This repo provides the official implementation of "Wavelet-Based Learned Scalable Video Coding".
The overall framework of WL-SVC is shown in the figure below. It consists of two parts: traditional modules (blue parts) and neural network modules (orange parts). Traditional modules come from Interframe EZBC-JP2K which is implemented in C, and neural network modules are implemented in python by us.
The code is implemented by pytorch and requires torch version >= 1.6.
The temporal subband coding module and inverse wavelet transform module are trainable, and the code is in train folder.

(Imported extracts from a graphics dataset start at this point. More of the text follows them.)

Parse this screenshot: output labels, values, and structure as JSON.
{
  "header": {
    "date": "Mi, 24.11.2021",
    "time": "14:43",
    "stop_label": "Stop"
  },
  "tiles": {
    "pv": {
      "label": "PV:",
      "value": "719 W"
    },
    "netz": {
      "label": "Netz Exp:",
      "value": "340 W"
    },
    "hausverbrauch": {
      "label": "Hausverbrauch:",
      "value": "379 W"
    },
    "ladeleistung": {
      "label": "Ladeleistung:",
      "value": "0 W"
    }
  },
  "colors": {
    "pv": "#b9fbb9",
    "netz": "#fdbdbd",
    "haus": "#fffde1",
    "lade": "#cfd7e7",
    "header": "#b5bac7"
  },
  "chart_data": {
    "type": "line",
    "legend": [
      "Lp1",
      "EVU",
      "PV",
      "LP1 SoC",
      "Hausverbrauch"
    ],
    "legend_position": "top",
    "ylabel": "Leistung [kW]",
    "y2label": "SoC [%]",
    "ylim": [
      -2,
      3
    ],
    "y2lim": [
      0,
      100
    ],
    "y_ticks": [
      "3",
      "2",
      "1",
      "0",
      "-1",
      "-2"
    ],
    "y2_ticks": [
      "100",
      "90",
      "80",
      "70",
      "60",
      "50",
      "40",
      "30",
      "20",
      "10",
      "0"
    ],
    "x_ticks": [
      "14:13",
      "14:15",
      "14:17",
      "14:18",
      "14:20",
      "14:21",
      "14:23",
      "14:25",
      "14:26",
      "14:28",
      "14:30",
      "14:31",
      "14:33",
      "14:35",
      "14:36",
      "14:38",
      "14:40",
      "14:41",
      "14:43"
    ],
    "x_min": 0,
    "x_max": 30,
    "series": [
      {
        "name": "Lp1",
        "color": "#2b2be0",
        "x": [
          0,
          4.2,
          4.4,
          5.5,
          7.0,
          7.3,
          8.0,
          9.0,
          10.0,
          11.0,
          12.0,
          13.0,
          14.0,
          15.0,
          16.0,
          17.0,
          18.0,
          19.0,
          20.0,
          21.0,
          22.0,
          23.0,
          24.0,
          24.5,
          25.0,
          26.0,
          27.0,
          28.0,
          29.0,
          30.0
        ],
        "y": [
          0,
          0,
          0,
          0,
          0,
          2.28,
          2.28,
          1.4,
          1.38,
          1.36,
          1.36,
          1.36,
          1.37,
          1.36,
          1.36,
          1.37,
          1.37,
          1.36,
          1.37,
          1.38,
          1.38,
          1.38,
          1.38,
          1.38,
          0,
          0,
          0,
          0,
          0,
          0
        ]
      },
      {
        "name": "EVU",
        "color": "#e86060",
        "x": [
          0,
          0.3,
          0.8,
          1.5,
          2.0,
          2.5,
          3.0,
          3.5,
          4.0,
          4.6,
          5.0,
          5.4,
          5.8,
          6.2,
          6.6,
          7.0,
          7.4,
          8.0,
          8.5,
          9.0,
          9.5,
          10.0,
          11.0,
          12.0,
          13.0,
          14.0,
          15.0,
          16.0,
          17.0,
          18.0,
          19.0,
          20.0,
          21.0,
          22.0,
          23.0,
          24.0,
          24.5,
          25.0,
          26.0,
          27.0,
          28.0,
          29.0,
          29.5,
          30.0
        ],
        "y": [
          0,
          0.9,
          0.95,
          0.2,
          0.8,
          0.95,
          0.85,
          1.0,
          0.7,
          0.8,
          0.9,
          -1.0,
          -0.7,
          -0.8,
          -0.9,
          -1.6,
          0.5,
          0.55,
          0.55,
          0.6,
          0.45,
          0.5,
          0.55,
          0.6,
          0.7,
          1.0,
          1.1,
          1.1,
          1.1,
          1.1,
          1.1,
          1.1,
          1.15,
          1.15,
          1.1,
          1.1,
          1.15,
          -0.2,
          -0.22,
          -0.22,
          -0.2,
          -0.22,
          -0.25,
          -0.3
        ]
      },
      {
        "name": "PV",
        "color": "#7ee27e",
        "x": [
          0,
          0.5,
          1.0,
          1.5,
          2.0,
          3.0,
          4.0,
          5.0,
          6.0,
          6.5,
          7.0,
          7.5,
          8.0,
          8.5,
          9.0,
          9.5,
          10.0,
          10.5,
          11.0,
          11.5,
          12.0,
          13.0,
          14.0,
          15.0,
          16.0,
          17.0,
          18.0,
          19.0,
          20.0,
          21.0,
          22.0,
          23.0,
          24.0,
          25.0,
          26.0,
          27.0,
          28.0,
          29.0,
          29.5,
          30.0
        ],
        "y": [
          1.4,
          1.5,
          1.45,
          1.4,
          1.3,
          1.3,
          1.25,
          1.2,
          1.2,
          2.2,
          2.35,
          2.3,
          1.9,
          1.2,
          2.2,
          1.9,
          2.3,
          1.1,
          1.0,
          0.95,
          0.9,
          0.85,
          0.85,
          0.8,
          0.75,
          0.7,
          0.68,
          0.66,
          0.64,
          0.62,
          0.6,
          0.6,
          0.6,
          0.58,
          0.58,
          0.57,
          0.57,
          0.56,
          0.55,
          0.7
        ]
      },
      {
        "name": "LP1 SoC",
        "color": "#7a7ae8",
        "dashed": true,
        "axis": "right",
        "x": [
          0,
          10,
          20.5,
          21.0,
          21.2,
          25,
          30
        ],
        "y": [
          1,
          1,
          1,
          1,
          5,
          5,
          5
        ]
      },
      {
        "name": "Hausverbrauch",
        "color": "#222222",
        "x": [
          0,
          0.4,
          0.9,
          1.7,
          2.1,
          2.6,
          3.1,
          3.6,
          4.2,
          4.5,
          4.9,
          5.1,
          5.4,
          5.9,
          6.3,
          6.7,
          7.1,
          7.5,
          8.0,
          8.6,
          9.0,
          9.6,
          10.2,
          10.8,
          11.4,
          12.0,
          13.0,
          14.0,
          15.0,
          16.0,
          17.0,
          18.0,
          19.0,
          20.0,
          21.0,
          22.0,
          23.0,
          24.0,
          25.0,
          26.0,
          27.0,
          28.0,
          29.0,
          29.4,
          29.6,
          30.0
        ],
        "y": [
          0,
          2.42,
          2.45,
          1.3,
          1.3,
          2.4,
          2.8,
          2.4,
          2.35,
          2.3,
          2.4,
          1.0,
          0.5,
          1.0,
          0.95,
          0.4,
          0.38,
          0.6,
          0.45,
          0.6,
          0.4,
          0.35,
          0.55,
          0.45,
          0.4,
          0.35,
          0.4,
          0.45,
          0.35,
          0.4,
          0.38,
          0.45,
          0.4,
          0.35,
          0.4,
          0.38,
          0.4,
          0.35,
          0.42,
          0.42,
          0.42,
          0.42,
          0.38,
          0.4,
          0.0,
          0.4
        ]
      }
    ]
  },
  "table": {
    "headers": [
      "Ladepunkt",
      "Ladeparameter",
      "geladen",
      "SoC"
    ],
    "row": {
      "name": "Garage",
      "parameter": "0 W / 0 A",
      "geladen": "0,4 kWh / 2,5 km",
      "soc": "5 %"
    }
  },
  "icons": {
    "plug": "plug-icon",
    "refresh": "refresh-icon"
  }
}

The input are original frames, motion vector and mask. You can obtain the motion vector and mask by modifying Interframe EZBC-JP2K yourself or refer to my modifications in the Interframe EZBC folder.
The test consists of two steps,
-
Use the modified Interframe EZBC-JP2K code to obtain the motion vector and the mask of the reference frame(index of the reference frame), and use Interframe EZBC-JP2K to encode them into a code stream. (You can modify Interframe EZBC-JP2K yourself or refer to my modifications in the Interframe EZBC folder.)
-
Use the test.py code in the test folder to code a video. The input is the YUV component of the original video, the motion vector and the mask of the reference frame. The input data of an example is stored in the network disk, and after downloading, place it in the test folder. The trained model is stored in the network disk, including the entropy coding model (model_all_encode.pth) and the wavelet inverse transform model (wave_post.pth). After downloading, place them in the test folder. (The code is implemented by pytorch and requires torch version >= 1.6.)